Molto resistente e adattabile, motivo per cui è facilmente coltivabile, il farro monococco si trova in commercio in chicchi come farro decorticato o perlato e sotto forma di farina. Nel primo caso, può essere impiegato per preparare ottimi risotti e zuppe, oppure per accompagnare carne, pesce e verdure. E’ bene sottolineare che, prima di mangiarlo, i chicchi vanno lavati sotto l’acqua corrente e poi lasciati in ammollo per almeno 6 ore in una quantità d’acqua pari al doppio del loro volume. Dopo di che vanno lessati per almeno un’ora a fuoco basso. Soltanto al termine di questo procedimento può essere mangiato senza alcun problema. La farina, invece, può essere utilizzata per creare lievitati, dolci e pasta fresca: dal pane ai biscotti, passando per i ciambelloni e le tagliatelle.
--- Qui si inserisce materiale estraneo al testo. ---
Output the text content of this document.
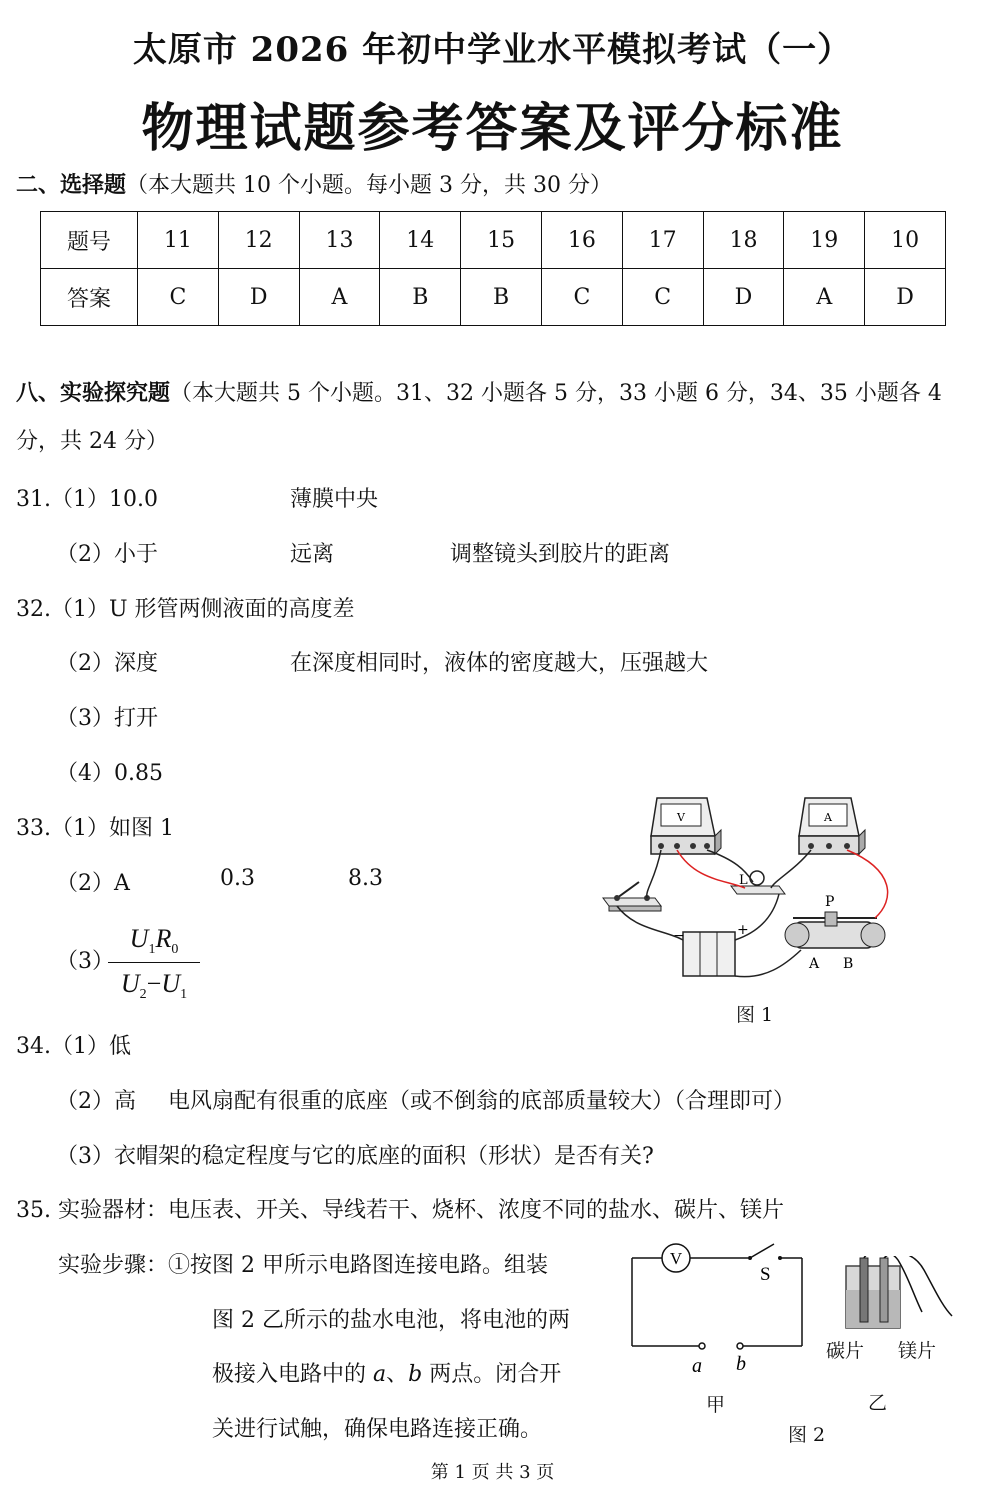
太原市 2026 年初中学业水平模拟考试（一）
物理试题参考答案及评分标准
二、选择题（本大题共 10 个小题。每小题 3 分，共 30 分）
题号	11	12	13	14	15	16	17	18	19	10
答案	C	D	A	B	B	C	C	D	A	D
八、实验探究题（本大题共 5 个小题。31、32 小题各 5 分，33 小题 6 分，34、35 小题各 4
分，共 24 分）
31.（1）10.0	薄膜中央
（2）小于	远离	调整镜头到胶片的距离
32.（1）U 形管两侧液面的高度差
（2）深度	在深度相同时，液体的密度越大，压强越大
（3）打开
（4）0.85
33.（1）如图 1
（2）A	0.3	8.3
（3）
$\frac{U_1R_0}{U_2-U_1}$
V	A
L
−	+
P
A B
图 1
34.（1）低
（2）高 电风扇配有很重的底座（或不倒翁的底部质量较大）（合理即可）
（3）衣帽架的稳定程度与它的底座的面积（形状）是否有关?
35. 实验器材：电压表、开关、导线若干、烧杯、浓度不同的盐水、碳片、镁片
实验步骤：①按图 2 甲所示电路图连接电路。组装
图 2 乙所示的盐水电池，将电池的两
极接入电路中的 a、b 两点。闭合开
关进行试触，确保电路连接正确。
V
S
a b
碳片 镁片
甲	乙
图 2
第 1 页 共 3 页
Per quanto riguarda le controindicazioni, il farro monococco non presenta particolari effetti collaterali, a patto che non si esageri con le dosi. Ovviamente, è sconsigliato a chi soffre di celiachia o di intolleranza a questo elemento. Invece, quanti sono allergici alle proteine del grano potrebbero tollerarlo perché quelle al suo interno sono di facile digeribilità.